Mais l'homme est une personne historique et les préceptes fondamentaux de la loi naturelle ne sont rien de plus que des schémas dynamiques, (Jacques Maritain, L'homme et l'État), dont la détermination concrète peut et doit varier. Dans l'ordre humain, en effet, où l'historique et le singulier a une importance capitale, l'identité est « identité de l'identité et de la différence », (Hegel, Science de la logique).
Droit naturel, idée conservatrice ou révolutionnaire ?
La philosophie du droit se trouve donc dépendre comme tout l'ordre éthique d'une analyse métaphysique et d'une analyse anthropologique, auxquelles elle demeure cependant irréductible.
Aussi l'idée de sociabilité naturelle de l'homme et de droits égalitaires peut donner lieu à une conception droitière du pouvoir politique. La nature produit l'exception et justifie l'inégalité (Platon, La république ; Aristote, Ethique à Nicomaque). Toutes les natures ne sont pas de bonnes natures. Certaines ont besoin de guide, d'autres non. La nature donne lieu à une hiérarchie au service de l'essence humaine qui justifie le pouvoir coercitif du chef ou de l'élite. C'est alors que l'idée de nature peut développer une philosophie politique dans une ligne rigoureusement conservatrice, qui paradoxalement consonne avec le positivisme juridique du XIXe siècle, ce dernier emportant sur le rationalisme révolutionnaire une victoire dont on crut qu'elle signifiait la mort de la loi naturelle.

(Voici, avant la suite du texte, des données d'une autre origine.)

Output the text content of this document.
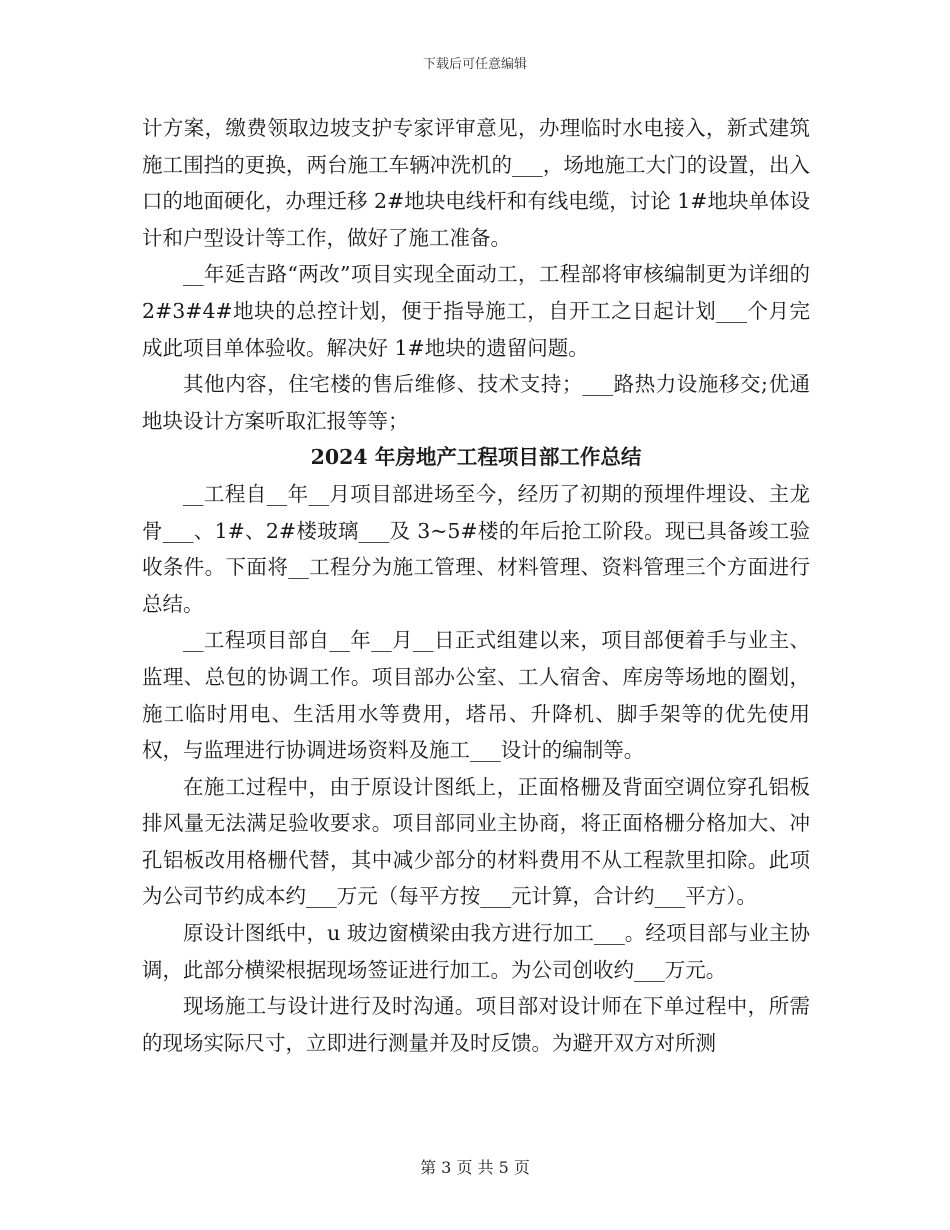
下载后可任意编辑

计方案，缴费领取边坡支护专家评审意见，办理临时水电接入，新式建筑施工围挡的更换，两台施工车辆冲洗机的___，场地施工大门的设置，出入口的地面硬化，办理迁移 2#地块电线杆和有线电缆，讨论 1#地块单体设计和户型设计等工作，做好了施工准备。

__年延吉路“两改”项目实现全面动工，工程部将审核编制更为详细的 2#3#4#地块的总控计划，便于指导施工，自开工之日起计划___个月完成此项目单体验收。解决好 1#地块的遗留问题。

其他内容，住宅楼的售后维修、技术支持；___路热力设施移交;优通地块设计方案听取汇报等等；

2024 年房地产工程项目部工作总结

__工程自__年__月项目部进场至今，经历了初期的预埋件埋设、主龙骨___、1#、2#楼玻璃___及 3~5#楼的年后抢工阶段。现已具备竣工验收条件。下面将__工程分为施工管理、材料管理、资料管理三个方面进行总结。

__工程项目部自__年__月__日正式组建以来，项目部便着手与业主、监理、总包的协调工作。项目部办公室、工人宿舍、库房等场地的圈划，施工临时用电、生活用水等费用，塔吊、升降机、脚手架等的优先使用权，与监理进行协调进场资料及施工___设计的编制等。

在施工过程中，由于原设计图纸上，正面格栅及背面空调位穿孔铝板排风量无法满足验收要求。项目部同业主协商，将正面格栅分格加大、冲孔铝板改用格栅代替，其中减少部分的材料费用不从工程款里扣除。此项为公司节约成本约___万元（每平方按___元计算，合计约___平方）。

原设计图纸中，u 玻边窗横梁由我方进行加工___。经项目部与业主协调，此部分横梁根据现场签证进行加工。为公司创收约___万元。

现场施工与设计进行及时沟通。项目部对设计师在下单过程中，所需的现场实际尺寸，立即进行测量并及时反馈。为避开双方对所测

第 3 页 共 5 页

Mais l'idée de nature compte dans sa généalogie des esprits qui ont contribué à l'avènement d'une saine critique, appuyée sur la différence entre la vraie et la fausse justice. L'autorité ne suffit plus à garantir alors la bonté des multiples codes et la tradition ancestrale, cru sur parole avant l'élaboration de la notion de nature, peut désormais être mise en contestation. L'ancienneté ne représente plus l'origine ; elle apparaît au contraire comme cachant l'origine véritable, la nature, étalon du vrai et du bien. Une distinction est opérée entre le naturel et l'artificiel comme entre le naturel et le conventionnel. Le thème de la philosophie politique tourne autour de la question du droit naturel et cherche un critère de distinction entre le naturel et le conventionnel par le retour aux origines, moment où la vie humaine n'est pas encore régie par la convention. Cela renvoie à la question du bon par nature entraînant une élaboration théorique du meilleur régime. En ce sens l'idée de nature apparaît comme le fondement de toute révolution. Aristophane ne remarquait-il pas que les postulats socratiques avaient la force de dresser les fils contre leur père ? Et les révolutionnaires de 1789 ne revendiquaient-ils pas l'égalité et la liberté au nom de la nature, tandis que le clergé et la noblesse prétendait sauver la monarchie en s'appuyant sur le droit divin ?
Ainsi une philosophie politique qui fait intervenir la notion de nature humaine tend toujours à engendrer deux lignes opposées : l'une conservatrice et l'autre révolutionnaire.
Ces deux lignées, malgré les différences relatives à l'époque pourraient se repérer aujourd'hui dans les travaux philosophiques, rares sans doute, qui donnent droit de cité au concept de nature humaine. La première est aristocratique et métaphysiquement fixiste reposant sur une conception intégriste d'un progrès additif de la connaissance lorsque celle-ci n'est pas vouée à la répétition ; la seconde est démocratique et métaphysiquement « existentialiste », c'est une philosophie de l'exister au sens métaphysique du terme, lié à une conception d'un progrès dans la connaissance par la reconnaissance de toute vérité, donc par rectification et complexification, qui est aussi simplification. Cette dernière fondamentalement réaliste, élucide aujourd'hui le concept de nature humaine, eu égard à la perspective historique où il demande à être situé. C'est sur ce seul fond qu'on peut rationnellement parler d'un droit naturel.